Сеня упирался, как молодой жеребец, и Додик понял, что «ЭТО» у друга — НАВСЕГДА!
Прилично потыркались, пока нашли отель «с узнаванием», и после получаса массового братания, автографов-«на-чём-угодно» и других атрибутов народного психоза Сеня с триумфом заселился в более чем скромный номер гостиницы, на вывеске которой не хватало места… даже для одной звезды.
…Как-то один мой будущий товарищ по имени Федя Крат (по причине многочисленных романов его в шутку называли МногоКрат) организовал фестиваль юмора, и не где-нибудь, а в Карачаево-Черкессии, точнее в Домбае и в городе Нальчик. Забегая вперёд, скажу, что главная ошибка Многократа состояла в том, что он напечатал афиши с красочными ФОТОГРАФИЯМИ народных «любимцев». А среди них — и Саша Филипенко, и Володя Вишневский (с его знаменитой мини-поэмой «Ты мне роди, а я перезвоню!»), и куплетисты Мишуков — Бандурин (см. «Аншлаг»), и я (никем на Кавказе не знаемый)… и, конечно же, Семён Фарада в шикарном исполнении модного московского плакатиста-фотографа в центре афиши. И вот эту всю «красоту» вывесили в Нальчике. В ожидании будущего АНШЛАГА!

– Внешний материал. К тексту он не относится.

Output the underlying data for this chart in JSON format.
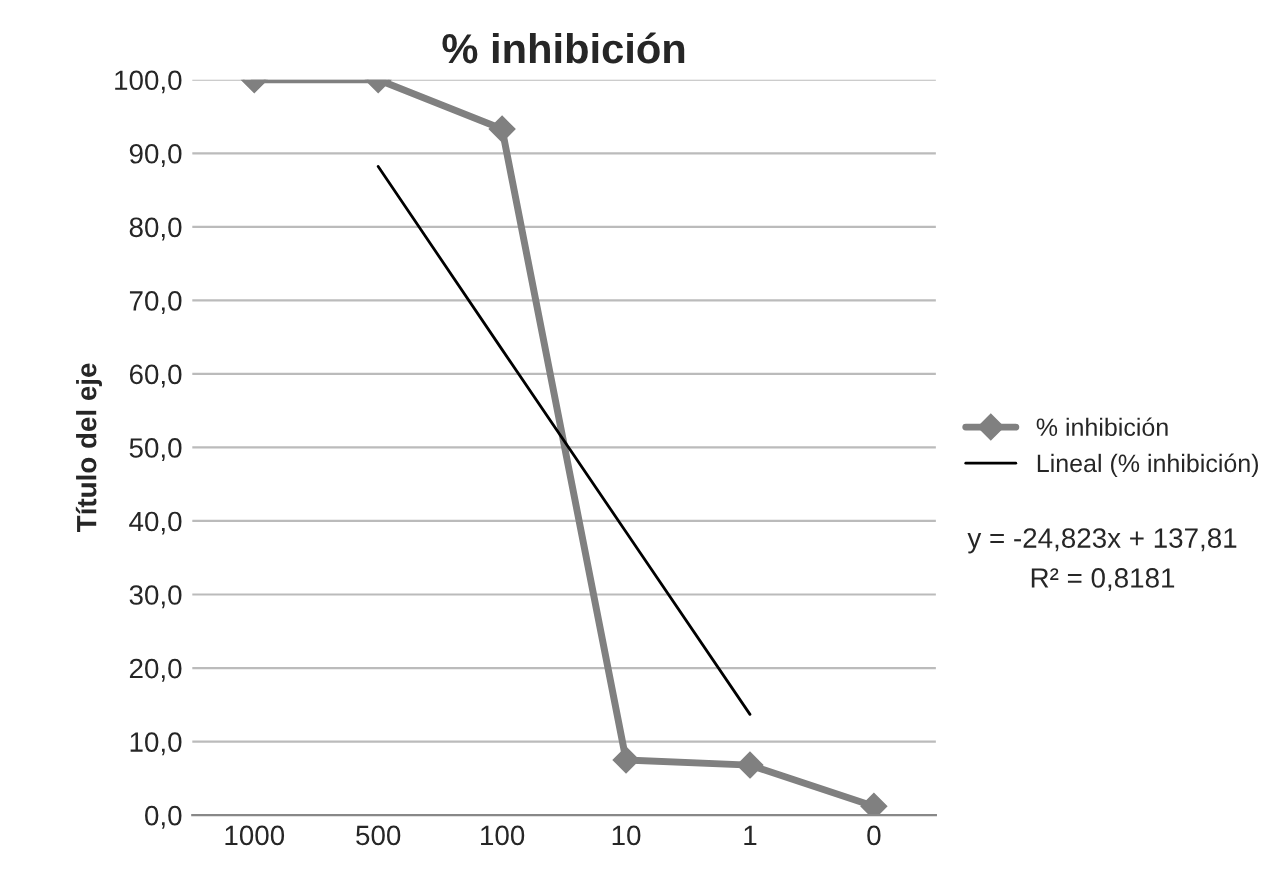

Афишки наши глянцево-красочные провисели на улицах города… минут двадцать, после чего ВРАЗ… были украдены на сувениры и добрую память. В результате в славном Нальчике люди так и не узнали о существовании нашего будущего концерта. И как следствие, НИКТО не пришёл на концерт, зато нашими афишками через день бойко торговали на местном рынке.

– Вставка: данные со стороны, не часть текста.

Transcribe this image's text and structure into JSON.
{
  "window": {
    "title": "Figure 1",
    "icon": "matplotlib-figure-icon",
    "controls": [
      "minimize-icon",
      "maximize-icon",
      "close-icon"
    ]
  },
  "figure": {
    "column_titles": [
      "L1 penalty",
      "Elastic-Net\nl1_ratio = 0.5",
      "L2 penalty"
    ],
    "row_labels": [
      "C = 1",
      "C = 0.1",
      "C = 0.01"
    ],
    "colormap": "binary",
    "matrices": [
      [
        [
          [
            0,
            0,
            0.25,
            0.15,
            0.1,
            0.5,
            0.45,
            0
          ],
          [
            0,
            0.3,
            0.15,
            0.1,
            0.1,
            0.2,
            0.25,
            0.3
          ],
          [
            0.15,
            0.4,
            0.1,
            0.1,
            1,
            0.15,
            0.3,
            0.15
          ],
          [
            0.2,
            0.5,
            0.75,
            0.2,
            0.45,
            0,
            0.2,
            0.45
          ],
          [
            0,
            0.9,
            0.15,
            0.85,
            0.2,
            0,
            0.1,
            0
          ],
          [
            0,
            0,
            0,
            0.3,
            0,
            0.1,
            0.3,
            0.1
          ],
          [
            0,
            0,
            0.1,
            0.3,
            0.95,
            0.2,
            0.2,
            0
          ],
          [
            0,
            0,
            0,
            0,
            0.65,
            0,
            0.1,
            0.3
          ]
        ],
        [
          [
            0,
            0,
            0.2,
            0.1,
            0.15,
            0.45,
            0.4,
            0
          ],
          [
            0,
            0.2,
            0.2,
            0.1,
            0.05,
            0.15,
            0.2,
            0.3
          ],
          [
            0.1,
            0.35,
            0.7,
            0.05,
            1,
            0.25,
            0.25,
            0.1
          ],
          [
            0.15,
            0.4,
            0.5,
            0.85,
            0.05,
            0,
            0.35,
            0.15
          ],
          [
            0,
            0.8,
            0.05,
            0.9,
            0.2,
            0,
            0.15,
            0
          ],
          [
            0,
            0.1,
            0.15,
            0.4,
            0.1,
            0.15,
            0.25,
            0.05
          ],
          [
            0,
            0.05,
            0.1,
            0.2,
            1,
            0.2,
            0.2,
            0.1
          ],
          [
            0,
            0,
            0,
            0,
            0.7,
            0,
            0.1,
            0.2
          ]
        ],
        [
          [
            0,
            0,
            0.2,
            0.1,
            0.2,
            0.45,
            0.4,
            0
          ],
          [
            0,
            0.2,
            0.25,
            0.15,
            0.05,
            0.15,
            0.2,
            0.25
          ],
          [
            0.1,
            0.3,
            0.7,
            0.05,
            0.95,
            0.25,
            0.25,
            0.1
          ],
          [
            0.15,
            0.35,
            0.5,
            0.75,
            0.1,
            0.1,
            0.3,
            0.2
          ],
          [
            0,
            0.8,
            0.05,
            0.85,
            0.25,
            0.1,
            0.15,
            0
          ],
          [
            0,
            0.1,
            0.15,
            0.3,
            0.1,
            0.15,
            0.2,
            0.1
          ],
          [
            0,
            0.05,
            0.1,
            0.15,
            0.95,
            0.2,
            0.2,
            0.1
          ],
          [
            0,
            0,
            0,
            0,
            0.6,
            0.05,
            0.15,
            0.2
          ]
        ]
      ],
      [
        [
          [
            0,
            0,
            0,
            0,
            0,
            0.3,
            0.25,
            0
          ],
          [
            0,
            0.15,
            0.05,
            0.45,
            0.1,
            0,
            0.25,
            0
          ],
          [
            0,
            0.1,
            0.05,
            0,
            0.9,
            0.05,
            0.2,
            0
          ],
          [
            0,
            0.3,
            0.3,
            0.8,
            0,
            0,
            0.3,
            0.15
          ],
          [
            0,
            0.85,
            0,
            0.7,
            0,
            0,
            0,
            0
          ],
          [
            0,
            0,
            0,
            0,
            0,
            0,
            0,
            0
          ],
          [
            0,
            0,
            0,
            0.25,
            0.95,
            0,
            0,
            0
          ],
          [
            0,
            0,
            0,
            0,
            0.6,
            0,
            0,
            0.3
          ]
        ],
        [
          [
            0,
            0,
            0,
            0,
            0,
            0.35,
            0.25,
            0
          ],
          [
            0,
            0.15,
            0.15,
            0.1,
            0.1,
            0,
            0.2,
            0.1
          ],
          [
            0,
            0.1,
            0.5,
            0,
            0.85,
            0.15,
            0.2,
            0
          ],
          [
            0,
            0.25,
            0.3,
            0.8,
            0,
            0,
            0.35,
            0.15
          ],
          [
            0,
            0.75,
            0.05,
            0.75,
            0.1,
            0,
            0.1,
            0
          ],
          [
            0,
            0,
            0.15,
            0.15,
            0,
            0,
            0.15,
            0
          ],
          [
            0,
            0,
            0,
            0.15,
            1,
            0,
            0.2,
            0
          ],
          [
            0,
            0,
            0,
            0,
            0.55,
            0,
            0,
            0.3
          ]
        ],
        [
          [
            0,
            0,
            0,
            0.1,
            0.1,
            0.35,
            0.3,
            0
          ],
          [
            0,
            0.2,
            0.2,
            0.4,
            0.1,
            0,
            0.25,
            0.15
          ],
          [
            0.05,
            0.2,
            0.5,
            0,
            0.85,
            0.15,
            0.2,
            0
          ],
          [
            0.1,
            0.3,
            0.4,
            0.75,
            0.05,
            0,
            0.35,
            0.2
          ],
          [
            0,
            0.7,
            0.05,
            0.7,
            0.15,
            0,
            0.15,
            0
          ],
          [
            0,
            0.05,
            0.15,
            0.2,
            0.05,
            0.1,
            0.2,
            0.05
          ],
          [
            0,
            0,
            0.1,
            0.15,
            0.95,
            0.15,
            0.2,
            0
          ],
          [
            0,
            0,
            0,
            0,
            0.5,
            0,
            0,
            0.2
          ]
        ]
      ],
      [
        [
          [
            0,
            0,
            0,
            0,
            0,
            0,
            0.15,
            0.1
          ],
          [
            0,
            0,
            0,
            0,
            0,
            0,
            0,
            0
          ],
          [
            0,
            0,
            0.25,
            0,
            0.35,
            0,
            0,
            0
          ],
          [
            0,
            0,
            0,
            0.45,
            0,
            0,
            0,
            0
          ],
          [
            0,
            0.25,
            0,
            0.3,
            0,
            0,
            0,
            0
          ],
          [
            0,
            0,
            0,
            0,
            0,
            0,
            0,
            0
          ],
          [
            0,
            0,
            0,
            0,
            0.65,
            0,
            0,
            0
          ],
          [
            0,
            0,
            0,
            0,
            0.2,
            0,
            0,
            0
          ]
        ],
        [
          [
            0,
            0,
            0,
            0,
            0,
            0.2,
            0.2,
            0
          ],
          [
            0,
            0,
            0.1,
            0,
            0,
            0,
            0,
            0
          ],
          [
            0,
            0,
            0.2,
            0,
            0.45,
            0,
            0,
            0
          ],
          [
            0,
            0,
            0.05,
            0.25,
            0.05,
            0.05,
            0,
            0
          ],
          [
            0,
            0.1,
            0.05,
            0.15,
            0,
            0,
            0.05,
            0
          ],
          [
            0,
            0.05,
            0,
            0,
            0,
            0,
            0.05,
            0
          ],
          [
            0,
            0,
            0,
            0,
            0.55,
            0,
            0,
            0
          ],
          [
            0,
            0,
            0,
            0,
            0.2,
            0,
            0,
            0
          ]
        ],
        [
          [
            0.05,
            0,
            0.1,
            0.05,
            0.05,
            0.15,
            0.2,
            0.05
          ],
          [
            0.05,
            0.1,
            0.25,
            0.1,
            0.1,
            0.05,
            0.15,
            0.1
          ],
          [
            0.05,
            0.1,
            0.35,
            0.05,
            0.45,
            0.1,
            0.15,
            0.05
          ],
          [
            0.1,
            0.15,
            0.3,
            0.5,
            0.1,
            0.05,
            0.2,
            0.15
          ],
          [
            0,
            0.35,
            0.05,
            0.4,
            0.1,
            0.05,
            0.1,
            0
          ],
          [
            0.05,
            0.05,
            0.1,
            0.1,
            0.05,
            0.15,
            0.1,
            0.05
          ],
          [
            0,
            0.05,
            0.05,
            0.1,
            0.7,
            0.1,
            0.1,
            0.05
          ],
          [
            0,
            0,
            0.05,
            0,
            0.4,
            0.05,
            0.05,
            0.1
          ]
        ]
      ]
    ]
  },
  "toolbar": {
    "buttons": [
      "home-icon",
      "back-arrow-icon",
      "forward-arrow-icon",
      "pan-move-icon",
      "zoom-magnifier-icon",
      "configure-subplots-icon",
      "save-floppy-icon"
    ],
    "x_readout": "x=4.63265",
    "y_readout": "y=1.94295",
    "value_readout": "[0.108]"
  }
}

Да, я забыл сказать, что Фарада по происхождению был «дважды» евреем, причём одновременно и кавказским евреем, и «нашим». По папе — кавказским, а по маме — «нашим». Или наоборот. Это обстоятельство его так веселило, что он любил называть себя «Дважды еврей Советского Союза». И добавлял, что в Союзе он — один такой уникальный.

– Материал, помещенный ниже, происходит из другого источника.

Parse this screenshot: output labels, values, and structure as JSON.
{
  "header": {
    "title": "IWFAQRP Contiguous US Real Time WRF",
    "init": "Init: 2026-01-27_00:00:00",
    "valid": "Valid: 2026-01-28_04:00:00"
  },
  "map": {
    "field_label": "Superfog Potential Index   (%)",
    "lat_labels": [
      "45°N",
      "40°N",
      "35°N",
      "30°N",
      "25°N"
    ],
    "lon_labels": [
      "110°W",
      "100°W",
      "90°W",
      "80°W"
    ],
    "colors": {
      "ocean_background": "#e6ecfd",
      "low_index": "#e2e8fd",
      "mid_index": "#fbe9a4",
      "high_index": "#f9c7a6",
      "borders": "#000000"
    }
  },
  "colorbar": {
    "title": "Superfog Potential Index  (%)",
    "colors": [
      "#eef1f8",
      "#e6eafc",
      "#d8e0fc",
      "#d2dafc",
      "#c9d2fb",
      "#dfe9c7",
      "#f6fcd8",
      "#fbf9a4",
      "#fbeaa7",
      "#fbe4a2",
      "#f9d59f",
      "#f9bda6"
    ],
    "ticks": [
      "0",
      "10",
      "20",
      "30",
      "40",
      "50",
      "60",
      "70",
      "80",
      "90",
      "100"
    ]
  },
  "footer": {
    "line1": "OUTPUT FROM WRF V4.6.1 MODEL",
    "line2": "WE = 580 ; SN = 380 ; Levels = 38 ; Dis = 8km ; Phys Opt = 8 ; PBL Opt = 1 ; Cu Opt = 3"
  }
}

…Не буду говорить, что появление Сени в Домбае, где у нас была основная «база», вызывало бурю восторгов у местных джигитов и джигиток самого широкого возрастного слоя. Это был лёгкий фурор местного масштаба! По улице пройти с ним спокойно составляло целую проблему, поцелуи чередовались с «фотканьем», мамаши несли совсем крохотных детей, чтобы те, несмотря на полную несознанку, могли получить полноценный кайф от близости с Самим. На подъёмниках, на каждой промежуточной станции, были накрыты «поляны», где седые старейшины уже вовсю булькали угрожающих размеров рогами с вином.
С. Фарада — посиделки у Быстряковых
…Сеня купался в славе, как кот в сметане. Меня же в тех местах никто (как я уже говорил) не знал и, как следствие, не обращал внимания на хлопца, который со стороны наблюдал триумф Звезды. Это обстоятельство меня жутко раздражало (я ведь тоже, типа, АРТИСТ!), а никто не целует-мучает и автографов не требует (до эпохи «Золотого гуся» оставалось ещё пару лет). И я мучительно подыскивал повод, чтобы хоть в чём-то отождествиться с «великим Сеней» или, по крайней мере, ощутить свою нужность на этом празднике имени Фарады. И наконец ПРИДУМАЛ!
— Сэмэн! — сказал я в один из вечеров, вроде бы вскользь, уже в гостинице. — А ты напрасно так это вот спокойно в этих местах гуляешь. Плюс обнимухи со всеми, да по стаканчику-другому не отказываешь! А ведь — ЧРЕВАТО!
— ЧЕМ, Вова, чревато? — забеспокоился вдруг «Дважды еврей Советского Союза».
— «Чем-чем?!» А то, что ты дикие местные обычаи будто не знаешь?! Ты ж для них, для местных, типа живого сувенира, можно даже сказать, АМУЛЕТА. А какое первое желание возникает у гордого жителя гор, когда он тебя видит? Обнять, выпить, сфоткаться и т. д. А теперь подумай, ведь может найтись джигит, что захочет иметь ВСЁ ЭТО у себя дома, где-нибудь высоко в горах, в ауле, где один телевизор на тридцать семей, да и тот поломанный стоит для красоты. А тут живой сувенир под названием «Семён Фарада»… и всегда под рукой, и перед кунаками похвастаться есть чем. Смотри, Сеня! Стырят тебя, как в той «Кавказской пленнице», и всех делов!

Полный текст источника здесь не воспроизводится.